Posterior a ese momentáneo flashback que me trajo a la memoria todas experiencias multisensoriales vividas al lado de Xavier Guzmán, crucé las enormes puertas de esa residencia a la que por primera vez accedía, asumía que, teniendo al menos treinta y tres años, Xavi había abandonado la hermosa casa de don Román ubicada en las costas de la ciudad para desenvolverse por sí mismo como todos algún día. Con el paso de los años, muchos me otorgaron la buena nueva, Xavi se había especializado en psiquiatría consiguiendo el estatus y reconocimiento que desde siempre alucinó en sus mejores ensoñaciones; todavía cursando mis años en la facultad, me sorprendió, para bien, su gran deseo de contribuir con la salud metal de cada comunidad, la misma que, todavía en la actualidad, se hallaba olvidada y venida a menos por el poco interés gubernamental al que estamos expuestos.

Vivíamos en una sociedad de mierda, y había que afrontarlo.

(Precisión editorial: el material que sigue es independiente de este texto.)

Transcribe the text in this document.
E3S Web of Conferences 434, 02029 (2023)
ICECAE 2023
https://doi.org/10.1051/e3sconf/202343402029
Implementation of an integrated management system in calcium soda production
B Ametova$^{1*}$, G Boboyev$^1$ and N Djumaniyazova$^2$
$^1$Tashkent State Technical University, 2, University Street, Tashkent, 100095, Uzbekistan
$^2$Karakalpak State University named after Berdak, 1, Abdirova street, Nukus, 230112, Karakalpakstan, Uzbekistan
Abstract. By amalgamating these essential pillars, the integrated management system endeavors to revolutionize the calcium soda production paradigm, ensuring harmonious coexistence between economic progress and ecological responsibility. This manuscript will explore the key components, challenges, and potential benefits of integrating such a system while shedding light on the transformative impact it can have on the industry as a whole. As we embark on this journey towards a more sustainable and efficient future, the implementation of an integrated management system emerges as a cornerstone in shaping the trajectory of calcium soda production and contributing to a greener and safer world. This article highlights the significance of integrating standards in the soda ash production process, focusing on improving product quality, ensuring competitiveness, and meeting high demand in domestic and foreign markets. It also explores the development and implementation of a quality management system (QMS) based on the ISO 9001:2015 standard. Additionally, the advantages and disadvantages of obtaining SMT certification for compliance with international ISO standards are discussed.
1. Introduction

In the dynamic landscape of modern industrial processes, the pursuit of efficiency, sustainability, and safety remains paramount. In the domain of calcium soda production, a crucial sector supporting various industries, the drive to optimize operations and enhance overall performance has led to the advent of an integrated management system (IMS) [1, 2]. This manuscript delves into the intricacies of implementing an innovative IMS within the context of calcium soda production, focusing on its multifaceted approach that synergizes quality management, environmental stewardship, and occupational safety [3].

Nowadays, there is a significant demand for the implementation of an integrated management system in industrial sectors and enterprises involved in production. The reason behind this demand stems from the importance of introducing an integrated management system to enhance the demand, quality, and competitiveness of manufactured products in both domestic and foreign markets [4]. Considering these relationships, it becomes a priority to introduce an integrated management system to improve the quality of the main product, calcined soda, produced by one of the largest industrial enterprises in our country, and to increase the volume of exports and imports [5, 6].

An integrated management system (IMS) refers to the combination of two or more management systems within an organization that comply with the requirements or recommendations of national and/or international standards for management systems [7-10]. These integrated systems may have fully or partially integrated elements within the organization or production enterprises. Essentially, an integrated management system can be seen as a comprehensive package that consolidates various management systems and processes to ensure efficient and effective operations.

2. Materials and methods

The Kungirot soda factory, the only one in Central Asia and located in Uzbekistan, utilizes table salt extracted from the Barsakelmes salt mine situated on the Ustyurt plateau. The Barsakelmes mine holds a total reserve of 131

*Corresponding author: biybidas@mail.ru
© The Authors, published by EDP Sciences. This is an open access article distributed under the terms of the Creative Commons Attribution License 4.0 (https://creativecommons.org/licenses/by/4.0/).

Muerte, quien aún me acompañaba con recelo, y yo marchamos con diligencia por el jardín de abundantes geranios y escasas amapolas, atravesando un caminito de piedra tallado muy semejante al pavimento que ornamentaba la calle, las fracciones de rocas parecían afianzarse la una con la otra a la perfección; sin embargo, entre éstas, la madre naturaleza exigía su lugar mostrándose parvos rezagos de pasto que, acucioso, ascendía buscando algunos rayos de sol que le posibilitaran nutrirse. Una segunda portería, esta vez de translucido cristal, y un ventanal oculto tras persianas grises, nos daban la bienvenida a esa espaciosa y rectangular sala. Decenas de diplomas, con millones de sellos y firmas, propios de su especialidad, colgaban enmarcados en bronce pulido, decorando cada rincón mientras estos dejaban, a duras penas, un atisbo del azul de la pared escaparse por las esquinas. En el centro del lugar, un escritorio con dos butacas revestidas de cuero negro frente a sí, lapiceros y rumas de papelillos por doquier, además de una modernísima MacBook al lado derecho; hacia la izquierda, un futón beige que fungía como clásico diván para sus pacientes en el improvisado consultorio que Xavier había montado en el salón principal de su vivienda.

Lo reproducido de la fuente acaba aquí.